When the NCAA tournament bracket gets unveiled 13 days from now, it’s easy to predict what one of the most common complaints will be.
Where are all the little guys?
Teams from outside college basketball’s six power conferences are in jeopardy of receiving a record-low number of at-large bids this year. BracketMatrix.com, a site that combines dozens of online mock brackets into one composite list, projects as of Monday that just four out of 36 available at-large bids will be awarded to teams hailing from mid-major conferences.
Four non-power-six at-large bids would match the modern low set in 2009 before the NCAA tournament expanded from 65 to 68 teams. Teams from outside the power conferences have averaged eight at-large bids since 2000 and have received as many as 12 back in 2004.
Of the handful of non-power-six teams even in contention for at-large bids this year, most should hardly be classified as mid-majors. Programs like Gonzaga, Cincinnati, Wichita State and Dayton charter flights to games, practice in top-notch facilities and pay their coaches millions of dollars, hardly the hallmarks of the small-conference Cinderellas that typically give the NCAA tournament its charm.
The dearth of mid-major at-large candidates this season stems largely from the underwhelming performance of three of Division I basketball’s 32 conferences.
The Mountain West, which sent as many as five teams to the NCAA tournament as recently as four years ago, is in grave jeopardy of being a one-bid league for the second straight year. Flagship programs San Diego State, New Mexico and UNLV have regressed and the rest of the league combined for just one victory over a top 50 opponent during non-conference play.
The Atlantic 10, which has averaged 4.2 NCAA tournament teams per season the past five years, is in nearly as dire a position. Only first-place Dayton and second-place VCU are likely to secure bids unless Rhode Island makes a late charge or a bid thief wins the league’s conference tournament.
The American Athletic Conference, which boasts a handful of name-brand programs, has also underachieved. With UConn enduring an injury-plagued season and Memphis and Temple both rebuilding, it would be a surprise if anyone besides SMU and Cincinnati reaches the NCAA tournament.
The rest of the premier mid-major conferences have performed at their typical levels. Illinois State and Wichita State are both in contention for at-large bids from the Valley. Saint Mary’s will almost certainly join Gonzaga from the WCC.
The overall lack of mid-major at-large candidates reflects how much tougher it is to build an NCAA tournament-caliber resume from outside college basketball’s power structure.
Teams in the ACC, Big Ten or Big 12 sometimes get a dozen or more chances to record victories against top 100 competition. Teams in a mid-major league typically have to capitalize on the couple opportunities they get to have any realistic hope of earning an at-large NCAA bid.

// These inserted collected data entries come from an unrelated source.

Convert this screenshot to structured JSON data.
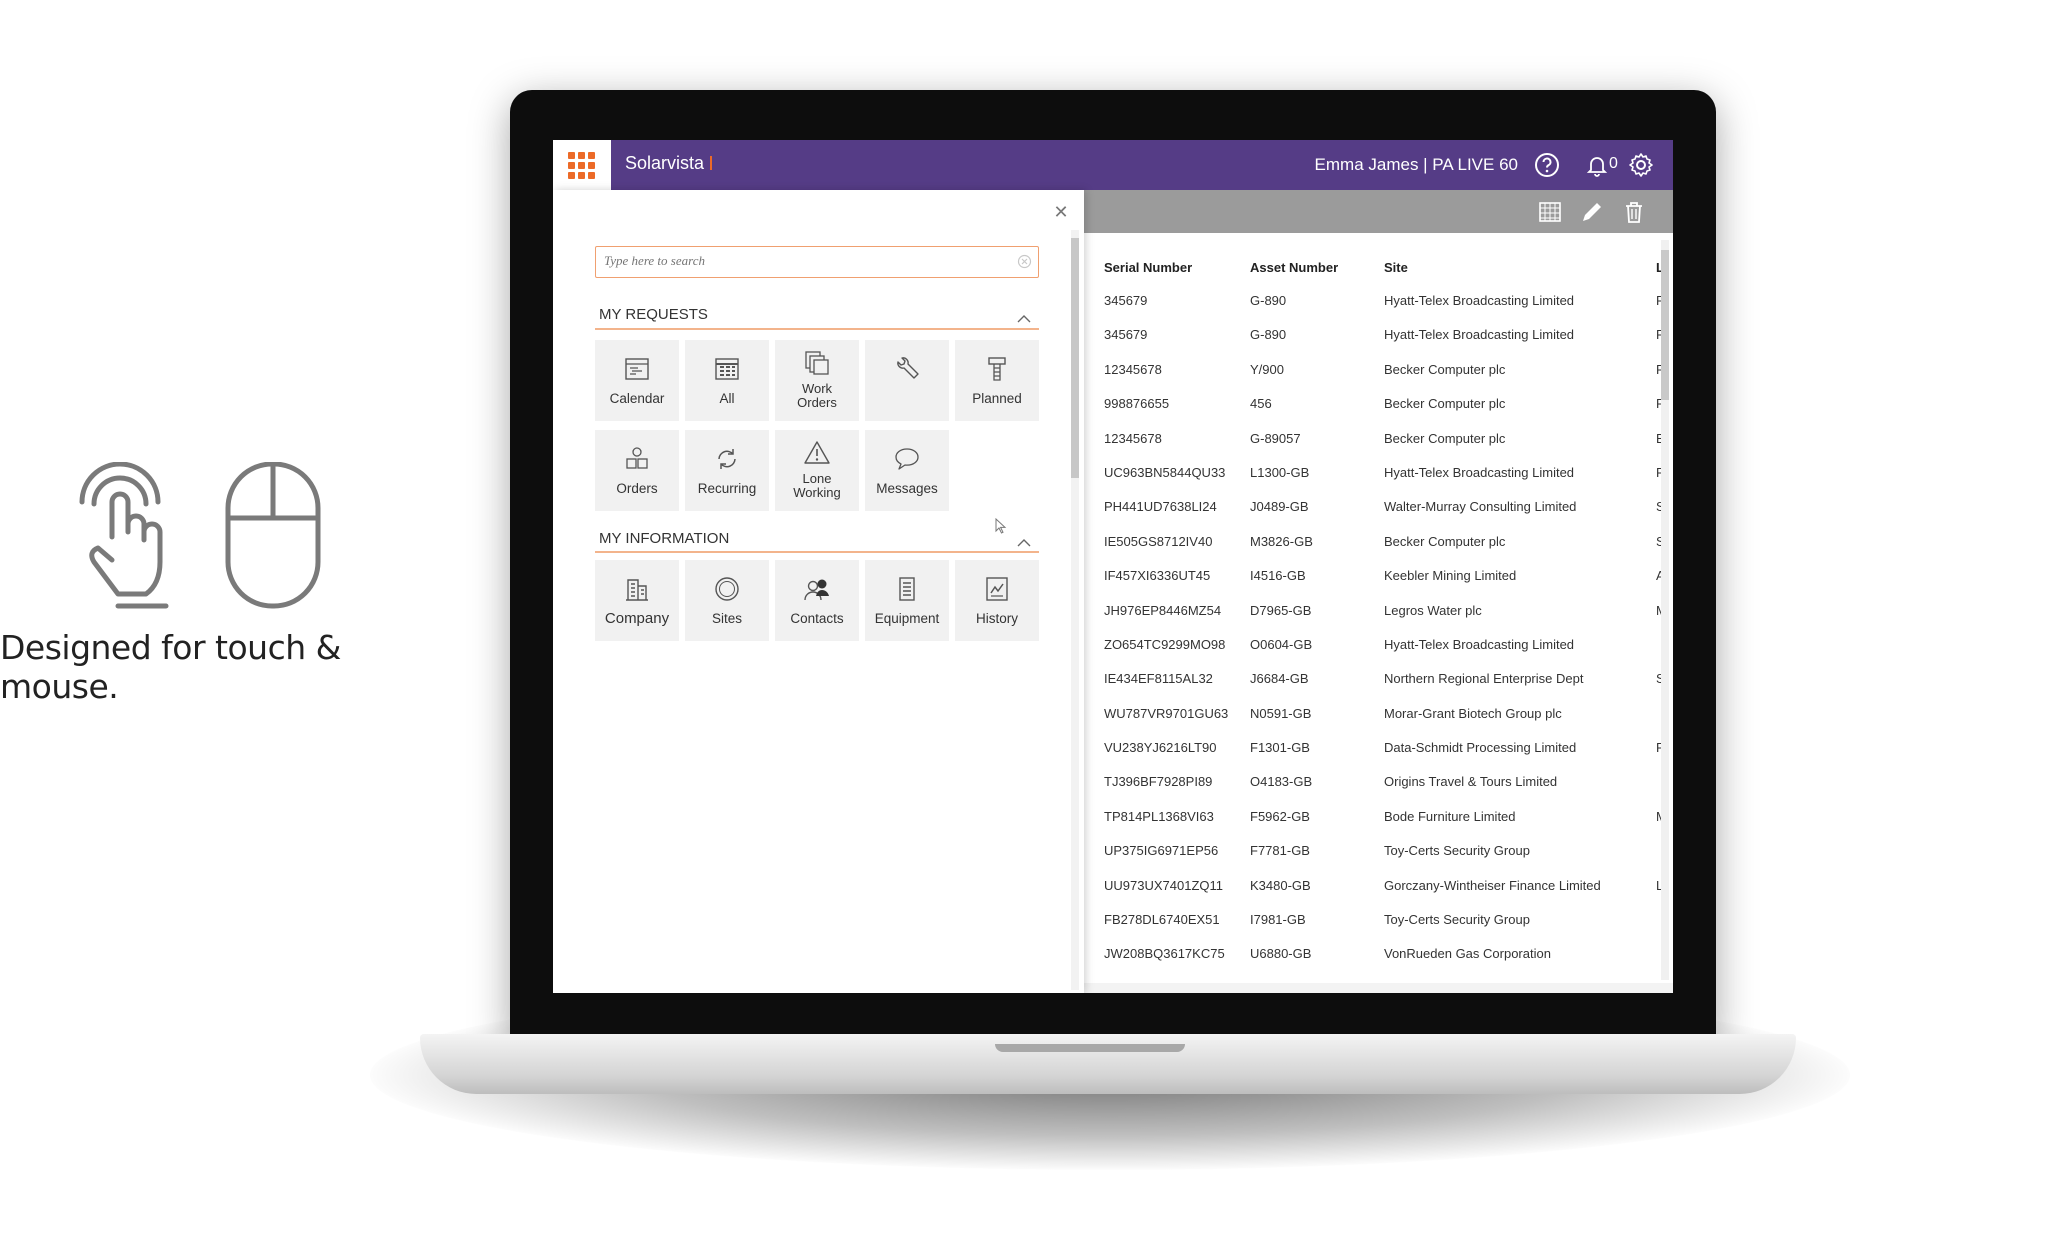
{
  "promo": {
    "caption": "Designed for touch & mouse.",
    "icons": [
      "touch-hand-icon",
      "mouse-icon"
    ]
  },
  "app": {
    "brand": "Solarvista",
    "user": "Emma James  |  PA LIVE 60",
    "notifications": "0",
    "colors": {
      "header": "#553c86",
      "accent": "#ec6a28",
      "toolbar": "#9b9b9b"
    }
  },
  "search": {
    "placeholder": "Type here to search"
  },
  "sections": {
    "requests": {
      "title": "MY REQUESTS",
      "tiles": [
        {
          "label": "Calendar",
          "icon": "calendar-icon"
        },
        {
          "label": "All",
          "icon": "grid-list-icon"
        },
        {
          "label": "Work Orders",
          "icon": "work-orders-icon"
        },
        {
          "label": "",
          "icon": "wrench-icon"
        },
        {
          "label": "Planned",
          "icon": "planned-tool-icon"
        },
        {
          "label": "Orders",
          "icon": "orders-icon"
        },
        {
          "label": "Recurring",
          "icon": "recurring-icon"
        },
        {
          "label": "Lone Working",
          "icon": "warning-triangle-icon"
        },
        {
          "label": "Messages",
          "icon": "speech-bubble-icon"
        }
      ]
    },
    "information": {
      "title": "MY INFORMATION",
      "tiles": [
        {
          "label": "Company",
          "icon": "company-building-icon"
        },
        {
          "label": "Sites",
          "icon": "sites-compass-icon"
        },
        {
          "label": "Contacts",
          "icon": "contacts-people-icon"
        },
        {
          "label": "Equipment",
          "icon": "equipment-icon"
        },
        {
          "label": "History",
          "icon": "history-icon"
        }
      ]
    }
  },
  "grid": {
    "toolbar_icons": [
      "grid-view-icon",
      "edit-pencil-icon",
      "trash-icon"
    ],
    "headers": [
      "Serial Number",
      "Asset Number",
      "Site",
      "L"
    ],
    "rows": [
      [
        "345679",
        "G-890",
        "Hyatt-Telex Broadcasting Limited",
        "R"
      ],
      [
        "345679",
        "G-890",
        "Hyatt-Telex Broadcasting Limited",
        "R"
      ],
      [
        "12345678",
        "Y/900",
        "Becker Computer plc",
        "R"
      ],
      [
        "998876655",
        "456",
        "Becker Computer plc",
        "F"
      ],
      [
        "12345678",
        "G-89057",
        "Becker Computer plc",
        "B"
      ],
      [
        "UC963BN5844QU33",
        "L1300-GB",
        "Hyatt-Telex Broadcasting Limited",
        "F"
      ],
      [
        "PH441UD7638LI24",
        "J0489-GB",
        "Walter-Murray Consulting Limited",
        "S"
      ],
      [
        "IE505GS8712IV40",
        "M3826-GB",
        "Becker Computer plc",
        "S"
      ],
      [
        "IF457XI6336UT45",
        "I4516-GB",
        "Keebler Mining Limited",
        "A"
      ],
      [
        "JH976EP8446MZ54",
        "D7965-GB",
        "Legros Water plc",
        "M"
      ],
      [
        "ZO654TC9299MO98",
        "O0604-GB",
        "Hyatt-Telex Broadcasting Limited",
        ""
      ],
      [
        "IE434EF8115AL32",
        "J6684-GB",
        "Northern Regional Enterprise Dept",
        "S"
      ],
      [
        "WU787VR9701GU63",
        "N0591-GB",
        "Morar-Grant Biotech Group plc",
        ""
      ],
      [
        "VU238YJ6216LT90",
        "F1301-GB",
        "Data-Schmidt Processing Limited",
        "F"
      ],
      [
        "TJ396BF7928PI89",
        "O4183-GB",
        "Origins Travel & Tours Limited",
        ""
      ],
      [
        "TP814PL1368VI63",
        "F5962-GB",
        "Bode Furniture Limited",
        "M"
      ],
      [
        "UP375IG6971EP56",
        "F7781-GB",
        "Toy-Certs Security Group",
        ""
      ],
      [
        "UU973UX7401ZQ11",
        "K3480-GB",
        "Gorczany-Wintheiser Finance Limited",
        "L"
      ],
      [
        "FB278DL6740EX51",
        "I7981-GB",
        "Toy-Certs Security Group",
        ""
      ],
      [
        "JW208BQ3617KC75",
        "U6880-GB",
        "VonRueden Gas Corporation",
        ""
      ]
    ]
  }
}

What this unbalanced system creates is a glut of mediocre power-conference teams on the fringes of NCAA tournament contention despite not accomplishing much. This year’s group is especially uninspiring, from Cal and its one top 50 win, to Kansas State and its dismal 6-10 league record, to Syracuse and its 13 losses.

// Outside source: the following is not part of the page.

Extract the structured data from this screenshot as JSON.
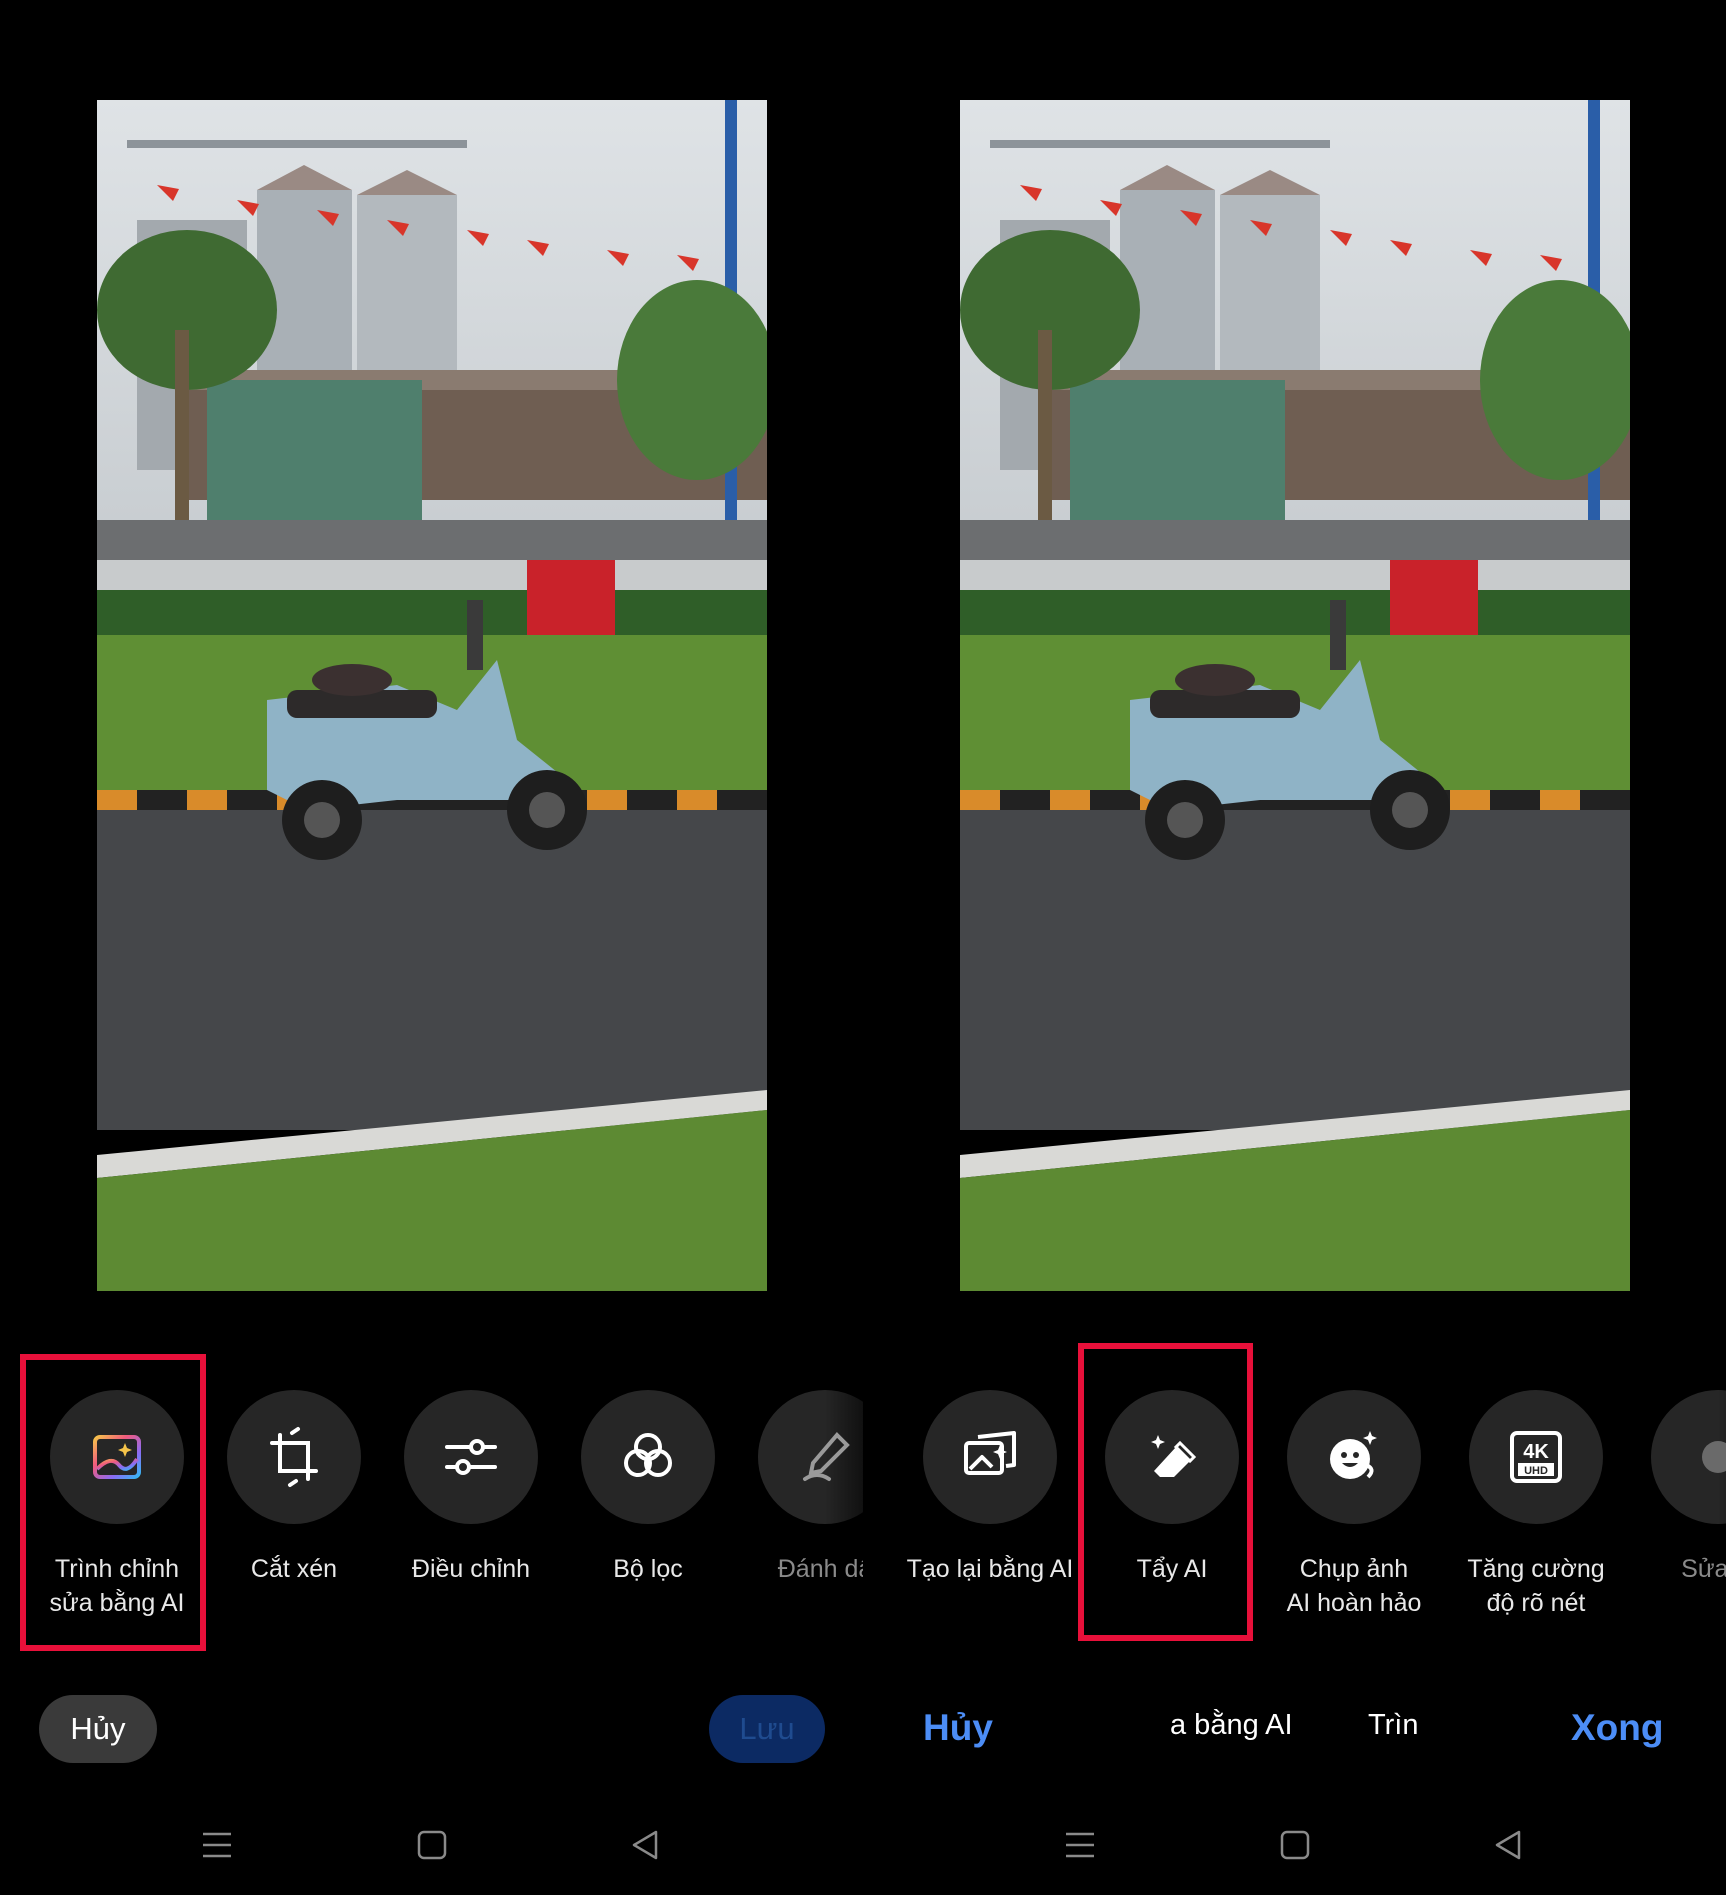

One solution some have proposed is to prohibit teams with sub-.500 league records from receiving consideration for an at-large bid much the same way that college football teams with five or fewer wins can’t play in a bowl game. This idea sounds good in theory until you consider the point that Mike DeCourcy of The Sporting News recently made — it would benefit even worse power-conference programs as much as deserving mid-majors.
To achieve a .500 record in the Pac-12 or SEC this year, a team could theoretically beat up on the soft underbelly of both leagues. How does it make sense to reward a Utah team with a dreadful non-league schedule and zero KenPom top 50 wins instead of a Georgia Tech team with a lesser league record but far more quality victories?
The only way a few power-conference teams with sub-.500 league records and a dozen or more losses won’t make this year’s NCAA tournament is if the selection committee makes an abrupt philosophical shift. The committee would have to commit to rewarding dominant small-conference champions like Monmouth, Middle Tennessee or UNC Wilmington even if they get upset in their league tournaments.
History suggests that’s unlikely to happen. Ask Monmouth, which missed the NCAA tournament last season despite 27 wins including victories over Notre Dame, UCLA, USC and Georgetown. Or ask Green Bay, which won 24 games and upset Virginia in 2014 yet was among the last teams left out.
Ultimately, this is likely to be a tough year for the little guy.
There will be a herd of unremarkable power-conference teams vying for America’s attention this March, but Cinderella might be left out in the cold.